The debate over how to stop the bloodshed in Chicago headed south last week as Illinois lawmakers took up a bill that would put more people with guns behind bars--for longer.
There is a logic behind HB 2265, which was introduced by state Rep. Michael Zalewski, a Democrat from west suburban Riverside. The argument: that felons, gang members and just about anyone convicted of carrying a loaded gun might think twice if they knew that they’d face mandatory time behind bars. And if they didn’t, they’d do enough time--a minimum of about 2.5 years--and stay off the streets. Presumably, that would help solve Chicago’s ongoing homicide crisis.
“What we have here in Chicago is a serious situation where the streets are not safe and the police are crying out for help,” Zalewski said.

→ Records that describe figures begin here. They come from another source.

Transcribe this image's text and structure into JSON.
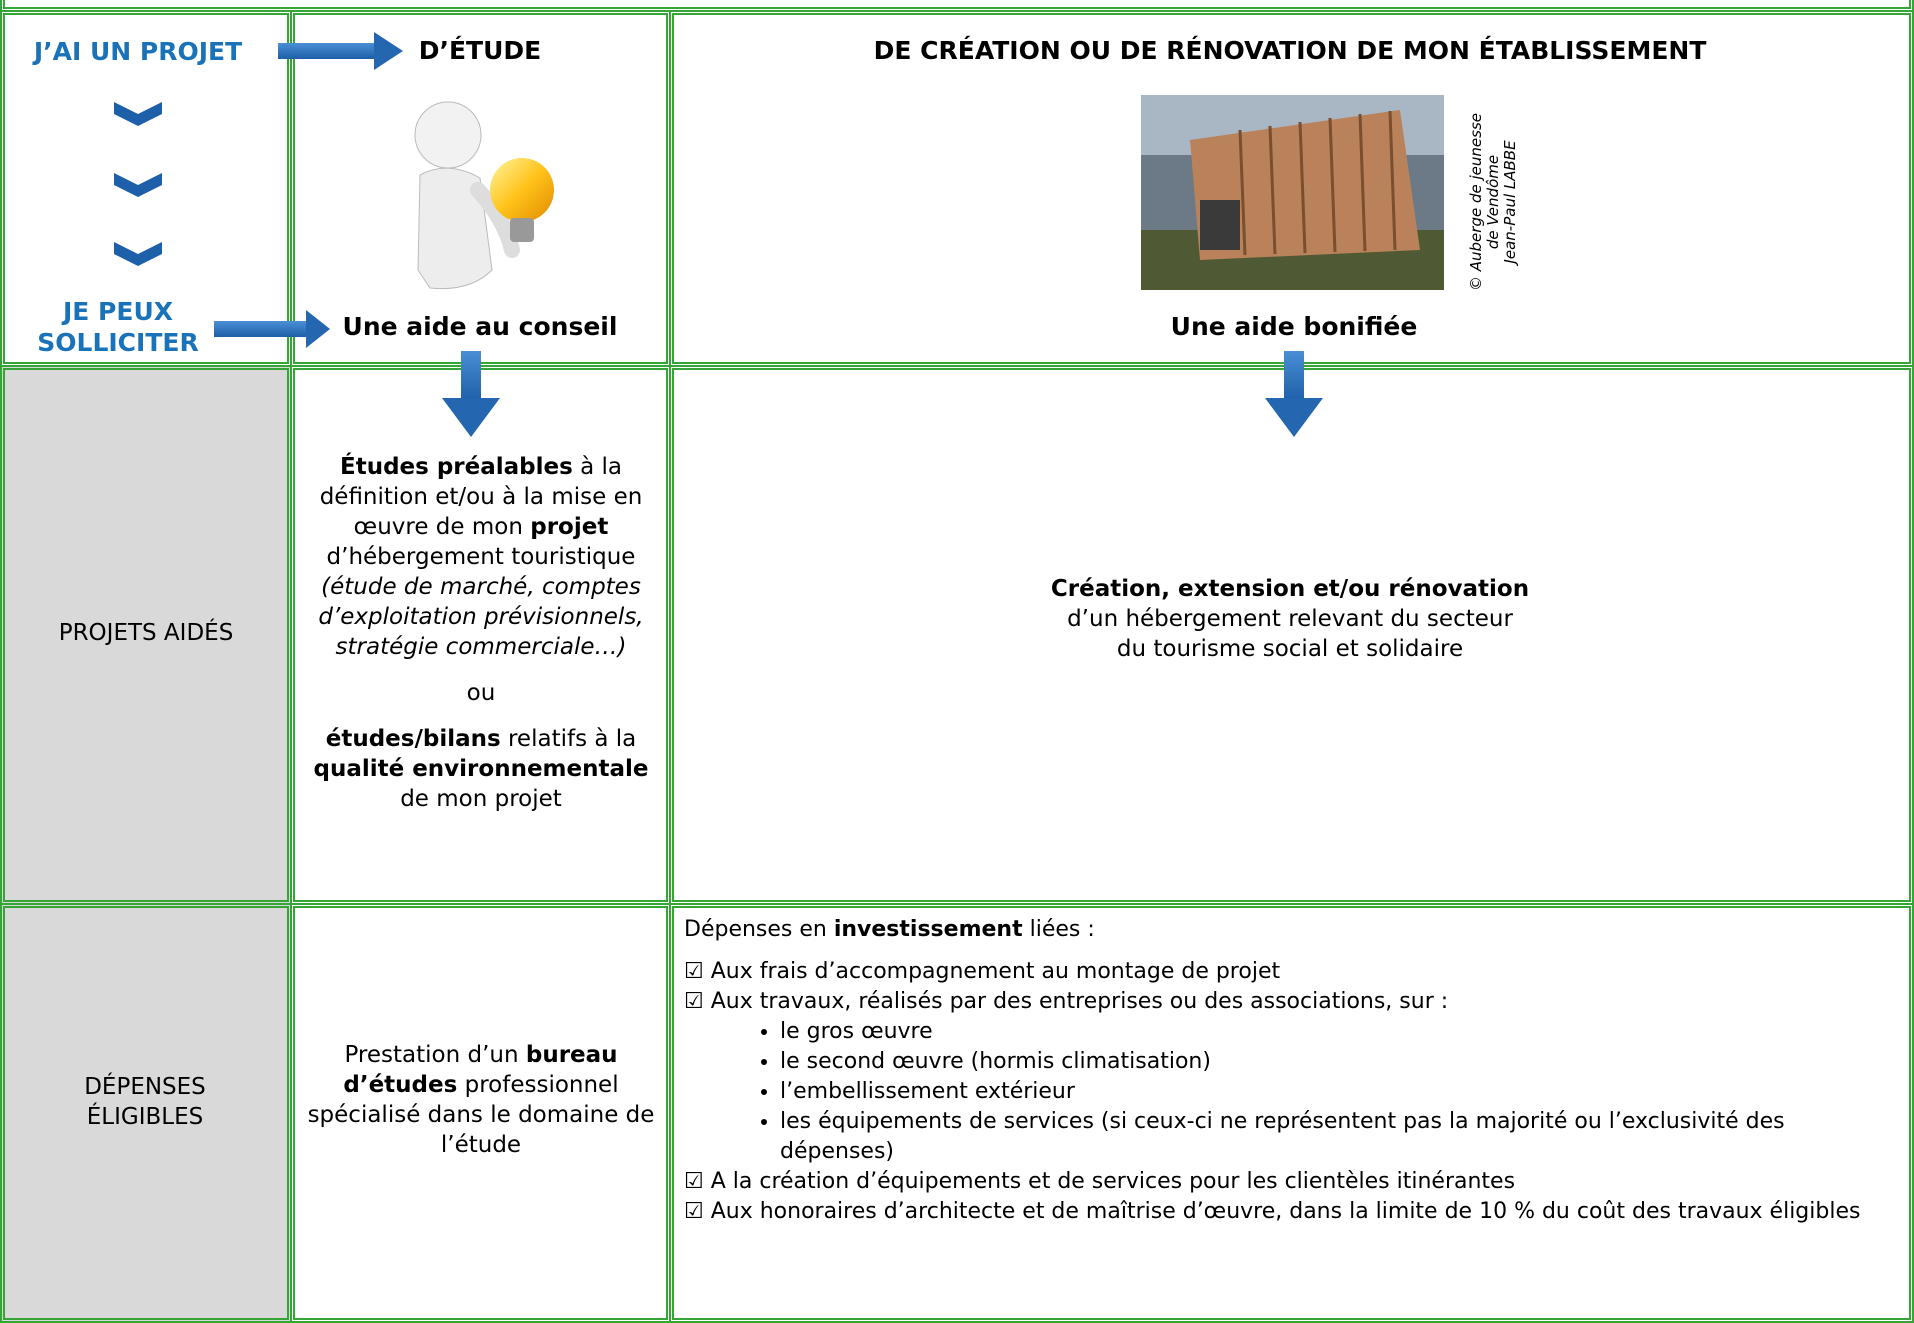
{
  "header": {
    "ask": "J’AI UN PROJET",
    "can_request": "JE PEUX SOLLICITER",
    "study_title": "D’ÉTUDE",
    "study_aid": "Une aide au conseil",
    "build_title": "DE CRÉATION OU DE RÉNOVATION DE MON ÉTABLISSEMENT",
    "photo_credit": [
      "© Auberge de jeunesse",
      "de Vendôme",
      "Jean-Paul LABBE"
    ],
    "build_aid": "Une aide bonifiée"
  },
  "rows": [
    {
      "label": "PROJETS AIDÉS",
      "study": [
        {
          "kind": "p",
          "segments": [
            {
              "text": "Études préalables",
              "bold": true
            },
            {
              "text": " à la définition et/ou à la mise en œuvre de mon "
            },
            {
              "text": "projet",
              "bold": true
            },
            {
              "text": " d’hébergement touristique "
            },
            {
              "text": "(étude de marché, comptes d’exploitation prévisionnels, stratégie commerciale…)",
              "italic": true
            }
          ]
        },
        {
          "kind": "p",
          "segments": [
            {
              "text": "ou"
            }
          ]
        },
        {
          "kind": "p",
          "segments": [
            {
              "text": "études/bilans",
              "bold": true
            },
            {
              "text": " relatifs à la "
            },
            {
              "text": "qualité environnementale",
              "bold": true
            },
            {
              "text": " de mon projet"
            }
          ]
        }
      ],
      "build": [
        {
          "kind": "line",
          "segments": [
            {
              "text": "Création, extension et/ou rénovation",
              "bold": true
            }
          ]
        },
        {
          "kind": "line",
          "segments": [
            {
              "text": "d’un hébergement relevant du secteur"
            }
          ]
        },
        {
          "kind": "line",
          "segments": [
            {
              "text": "du tourisme social et solidaire"
            }
          ]
        }
      ]
    },
    {
      "label": "DÉPENSES ÉLIGIBLES",
      "study": [
        {
          "kind": "p",
          "segments": [
            {
              "text": "Prestation d’un "
            },
            {
              "text": "bureau d’études",
              "bold": true
            },
            {
              "text": " professionnel spécialisé dans le domaine de l’étude"
            }
          ]
        }
      ],
      "build": [
        {
          "kind": "p",
          "segments": [
            {
              "text": "Dépenses en "
            },
            {
              "text": "investissement",
              "bold": true
            },
            {
              "text": " liées :"
            }
          ]
        },
        {
          "kind": "line",
          "segments": [
            {
              "text": "☑ Aux frais d’accompagnement au montage de projet"
            }
          ]
        },
        {
          "kind": "line",
          "segments": [
            {
              "text": "☑ Aux travaux, réalisés par des entreprises ou des associations, sur :"
            }
          ]
        },
        {
          "kind": "list",
          "items": [
            "le gros œuvre",
            "le second œuvre (hormis climatisation)",
            "l’embellissement extérieur",
            "les équipements de services (si ceux-ci ne représentent pas la majorité ou l’exclusivité des dépenses)"
          ]
        },
        {
          "kind": "line",
          "segments": [
            {
              "text": "☑ A la création d’équipements et de services pour les clientèles itinérantes"
            }
          ]
        },
        {
          "kind": "line",
          "segments": [
            {
              "text": "☑ Aux honoraires d’architecte et de maîtrise d’œuvre, dans la limite de 10 % du coût des travaux éligibles"
            }
          ]
        }
      ]
    }
  ]
}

If this new “war on guns” is starting to sound a lot like the “war on drugs,” well, that’s because it is. In fact, it has the potential to be a lot more expensive than recently passed tough-on-crime drug laws, according to a Chicago Reporter analysis of Cook County Clerk of the Circuit Court records.
Had the mandatory gun penalties under HB 2265 already been on the books, Illinois taxpayers would have been responsible for, at a minimum, more than $760 million in additional incarceration costs related to gun possession convictions between 2000 and 2011, our analysis has found. That’s on top of the estimated $5.3 billion in incarceration costs stemming from all criminal cases originating in Chicago during that time.

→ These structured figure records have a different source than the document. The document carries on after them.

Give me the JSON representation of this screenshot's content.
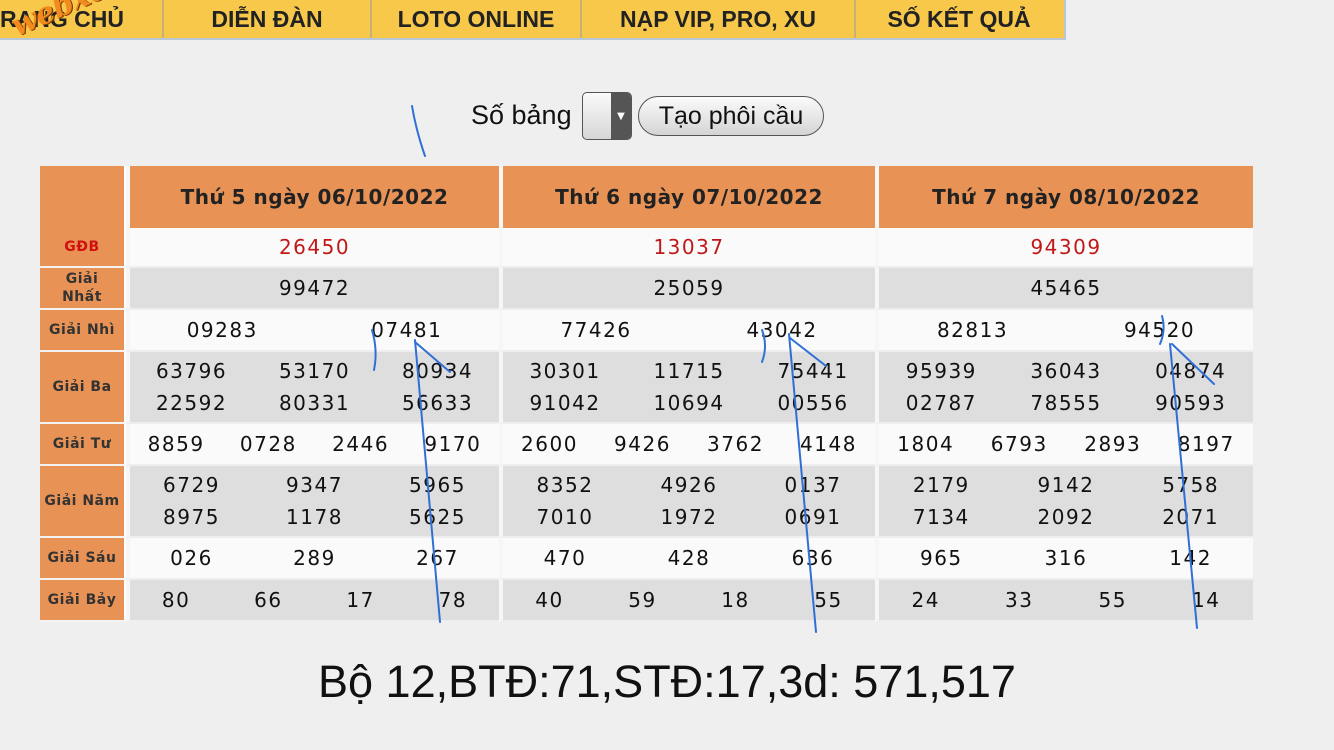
{
  "nav": {
    "items": [
      "RANG CHỦ",
      "DIỄN ĐÀN",
      "LOTO ONLINE",
      "NẠP VIP, PRO, XU",
      "SỐ KẾT QUẢ"
    ],
    "logo": "webxoso.net"
  },
  "controls": {
    "so_bang_label": "Số bảng",
    "button_label": "Tạo phôi cầu"
  },
  "table": {
    "columns": [
      "Thứ 5 ngày 06/10/2022",
      "Thứ 6 ngày 07/10/2022",
      "Thứ 7 ngày 08/10/2022"
    ],
    "labels": {
      "gdb": "GĐB",
      "nhat_1": "Giải",
      "nhat_2": "Nhất",
      "nhi": "Giải Nhì",
      "ba": "Giải Ba",
      "tu": "Giải Tư",
      "nam": "Giải Năm",
      "sau": "Giải Sáu",
      "bay": "Giải Bảy"
    },
    "results": [
      {
        "gdb": "26450",
        "nhat": "99472",
        "nhi": [
          "09283",
          "07481"
        ],
        "ba": [
          "63796",
          "53170",
          "80934",
          "22592",
          "80331",
          "56633"
        ],
        "tu": [
          "8859",
          "0728",
          "2446",
          "9170"
        ],
        "nam": [
          "6729",
          "9347",
          "5965",
          "8975",
          "1178",
          "5625"
        ],
        "sau": [
          "026",
          "289",
          "267"
        ],
        "bay": [
          "80",
          "66",
          "17",
          "78"
        ]
      },
      {
        "gdb": "13037",
        "nhat": "25059",
        "nhi": [
          "77426",
          "43042"
        ],
        "ba": [
          "30301",
          "11715",
          "75441",
          "91042",
          "10694",
          "00556"
        ],
        "tu": [
          "2600",
          "9426",
          "3762",
          "4148"
        ],
        "nam": [
          "8352",
          "4926",
          "0137",
          "7010",
          "1972",
          "0691"
        ],
        "sau": [
          "470",
          "428",
          "636"
        ],
        "bay": [
          "40",
          "59",
          "18",
          "55"
        ]
      },
      {
        "gdb": "94309",
        "nhat": "45465",
        "nhi": [
          "82813",
          "94520"
        ],
        "ba": [
          "95939",
          "36043",
          "04874",
          "02787",
          "78555",
          "90593"
        ],
        "tu": [
          "1804",
          "6793",
          "2893",
          "8197"
        ],
        "nam": [
          "2179",
          "9142",
          "5758",
          "7134",
          "2092",
          "2071"
        ],
        "sau": [
          "965",
          "316",
          "142"
        ],
        "bay": [
          "24",
          "33",
          "55",
          "14"
        ]
      }
    ]
  },
  "summary": "Bộ 12,BTĐ:71,STĐ:17,3d: 571,517",
  "colors": {
    "nav_bg": "#f7c84a",
    "header_bg": "#e89355",
    "gdb_red": "#c01818",
    "ink_blue": "#2f6fd6"
  }
}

The additional cost come from the fact that roughly six out of every 10 people convicted of one of these felony gun crimes in Cook County have been sentenced to time behind bars, our analysis shows. The other 10,130 defendants were sentenced to an alternative to prison like probation or boot camp--which would no longer be an option under Zalewski’s bill.
The Illinois Office of Budget and Management projects that the state would also have to spend an extra $263 million to build the prison space to accommodate the number of potential inmates.

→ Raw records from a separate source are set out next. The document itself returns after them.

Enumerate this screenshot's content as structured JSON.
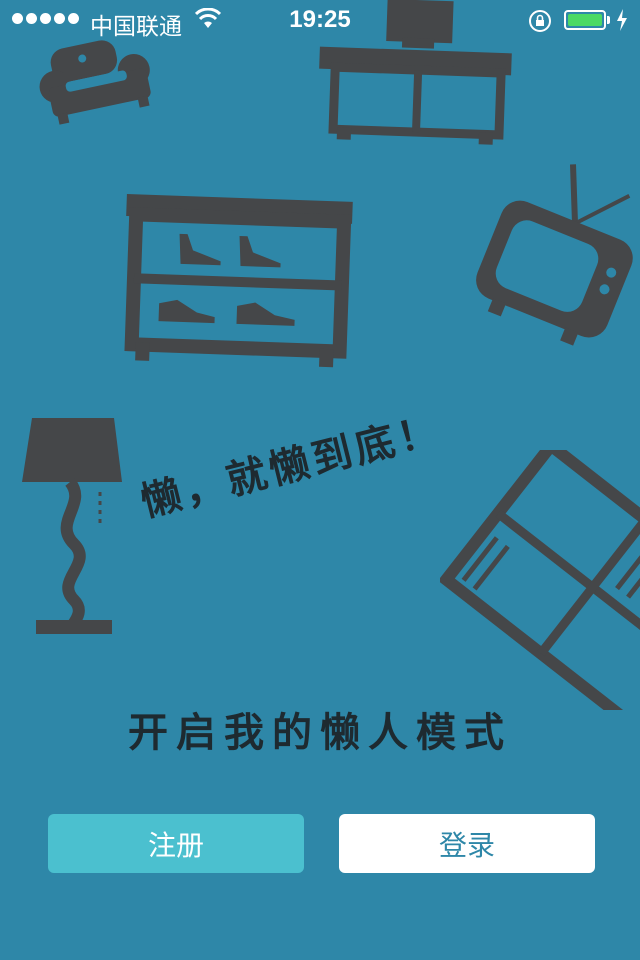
{
  "status_bar": {
    "carrier": "中国联通",
    "time": "19:25",
    "battery_percent": 100,
    "colors": {
      "battery_fill": "#4cd964"
    }
  },
  "slogan": {
    "tagline": "懒，就懒到底！",
    "mode_text": "开启我的懒人模式"
  },
  "buttons": {
    "register_label": "注册",
    "login_label": "登录"
  },
  "colors": {
    "background": "#2e87a8",
    "register_button": "#4bc0cf",
    "login_button": "#ffffff",
    "furniture": "#454749"
  },
  "illustrations": [
    "sofa-icon",
    "tv-cabinet-icon",
    "shoe-cabinet-icon",
    "tv-icon",
    "floor-lamp-icon",
    "bookshelf-icon"
  ]
}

“I’m not going to be disingenuous and suggest that the bill is not expensive,” Zalewski told me. “But if we say we can’t afford to protect public safety, we’re not doing our job.”
The measure is currently in the Illinois General Assembly’s House Judiciary Committee. Zalewski said members of his caucus are debating over whether they could relax some current mandatory prison offenses to free up inmate space for these gun-related crimes and blunt the cost to taxpayers. Friday is the deadline to move the bill to the floor for a full vote.
Even if we could afford it, the question still remains: Would mandatory prison time be effective?
As I pondered this question, I was reminded of one of my old stories. A little more than two years ago, I dug into the court cases of youth who’d been convicted of adult felony gun crimes. I went into the project thinking that I’d be looking at some bad boys. It was a reasonable assumption, considering that young people have been involved in more than their fair share of Chicago’s homicides, whose number leads the nation--by plenty.
I pulled the records to examine each of those convictions and, as I read through them, I quickly realized that I needed to throw all of my assumptions out the window. We ended up calling the piece, “Without a Smoking Gun,” with good reason.
Take Isaac Mobley’s case. At 16, he was trying to be a typical teenager; he played on the football team, made respectable grades, was on a drill team. During his sophomore year, he transferred to an alternative high school because the trip to Hyde Park Academy High School was just too dangerous. Isaac decided to get gun to protect himself. But he was caught with it at school, convicted of a gun-related felony and sentenced to mandatory time behind bars as a result.
With what came across to me as a twinge of regret, Cook County Circuit Court Judge Vincent Gaughan said, “Mr. Mobley, it is just very unfortunate this stuff is happening.” Gaughan sentenced him to a year behind bars.
“I know the streets are dangerous,” Gaughan added. “You have to get that through your head, no matter how dangerous it is out there. You are going to be able to adapt without having the weapons. Otherwise, you are going to keep getting hurt.”
Isaac was eventually released into the same violent South Deering neighborhood. Within a year, he was gunned down while walking to a birthday party. His mother told me that police chalked up his death to being at the wrong place at the wrong time. It’s not an uncommon narrative.
Whether the stiffer sentence would have scared Isaac straight—we will never know.